Sie war Präsidentin der Società delle giovinette italiane, einer Friedensgesellschaft junger Italienerinnen, deren Ehrenpräsident Moneta 1910 wurde und „entwickelte“, so Ute Buse, „ein ganz eigenwilliges Frauenbild. Die Frau könne viel für die universelle Verbrüderung tun. Instinktmäßig meide sie jede Form von Gewalt. Die praktische Aktion der Frau im Pazifismus müsse in erster Linie erzieherisch wirken.“ 11) Auch zur Stellung der Frau im Krieg war ihre Position, die sie mit Moneta teilte, mehr als eigenwillig. Sie vertrat die These, so Ute Buse: „der Krieg könne viele auf den Frauen lastende Vorurteile abbauen, denn er gebe ihnen die Möglichkeit, alles Weibliche und Gekünzelte abzulegen und ohne die Maske des bisherigen oberflächlichen Lebens die wahren Energien freizulegen.“12)
Zurück zu Moneta:
Obwohl Moneta Pazifist war, war er der Auffassung, dass ein von anderen Mächten okkupiertes Volk seine Freiheit auch mit Waffengewalt durchsetzen dürfe. Diese Meinung lag sicherlich in seiner Kindheit und Jugend begründet, in der er bereits die Unterdrückung seines Volkes durch eine andere Staatsmacht zu spüren bekommen hatte. Man nannte ihn deshalb auch einen „militanten Pazifisten“. Ute Buse schreibt in ihrer wissenschaftlichen Abhandlung über Ernesto Teodoro Moneta, dieser sah mit anderen Führern „großer pazifistischer Bewegungen (…) bestimmte Arten von Kriegen als erlaubt oder sogar als heilig an, ebenso wie Revolutionen zur Beseitigung absolutistischer Monarchien.“13)
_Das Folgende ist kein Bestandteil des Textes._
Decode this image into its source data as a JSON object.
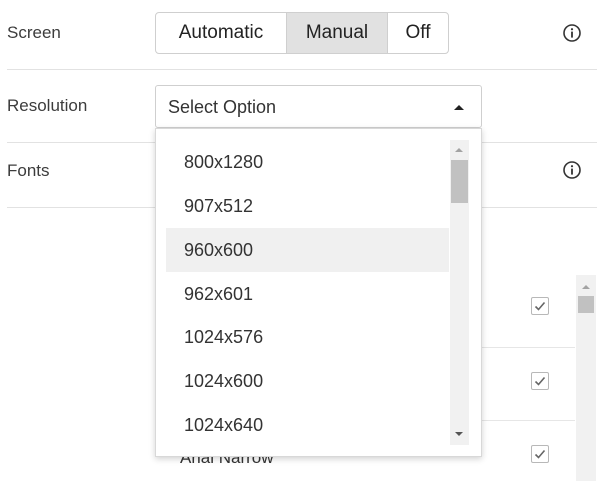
{
  "screen": {
    "label": "Screen",
    "options": [
      "Automatic",
      "Manual",
      "Off"
    ],
    "selected": "Manual"
  },
  "resolution": {
    "label": "Resolution",
    "placeholder": "Select Option",
    "options": [
      "800x1280",
      "907x512",
      "960x600",
      "962x601",
      "1024x576",
      "1024x600",
      "1024x640"
    ],
    "highlighted": "960x600"
  },
  "fonts": {
    "label": "Fonts",
    "partial_item": "Arial Narrow",
    "checked": [
      true,
      true,
      true
    ]
  },
  "icons": {
    "info": "info-icon",
    "caret": "caret-up-icon",
    "check": "check-icon"
  }
}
1911 unterstützte er allerdings: „den imperialistischen Kurs der italienischen Regierung gegen die Türkei im Konflikt um Nordafrika.“ 14) Damals hatte Italien der Türkei den Krieg erklärt. Ute Buse erläutert, mit welchen Argumenten sich Moneta rechtfertigte, wobei er seine europäische Kultur über die anderer Kulturen stellte: „Da Italien von den anderen europäischen Nationen zu diesem kriegerischen Vorgehen gezwungen worden sei, müsse es nun eine doppelte Pflicht erfüllen: erstens, in politischer Hinsicht gehe es um die Wiederherstellung des Gleichgewichts im Mittelmeerraum; zweitens, in zivilisatorischer Hinsicht handele es sich darum, den betreffenden Ländern Afrikas die Segnungen der europäischen Kultur zu erschließen.“ 15)
Auch der Eintritt Italiens in den Ersten Weltkrieg wurde von Moneta befürwortet. Ute Buse kommt zu dem Schluss: „Moneta vertrat einen mit irrationalem Pathos befrachteten Nationalismus (…). [Er] hatte die Vision einer friedlich koexistierenden Menschheitsfamilie, die auf der Pluralität individueller Nationen mit unterschiedlicher Sprache, Charakter und Tradition basierte. (…) Zur Verwirklichung des hohen Zieles ist für Moneta ein demokratischer Staat erforderlich, jedoch basierend auf einer Elite, die durch Vorbild und Erziehung das Volk zu einem harmonischen Miteinander führen soll.“ 16)
In dieses Bild passt auch seine Befürwortung des Kolonialismus, denn er war „von der Notwendigkeit kolonialer Eroberungen der zivilisierten Länder überzeugt“, 17) schreibt Ute Buse.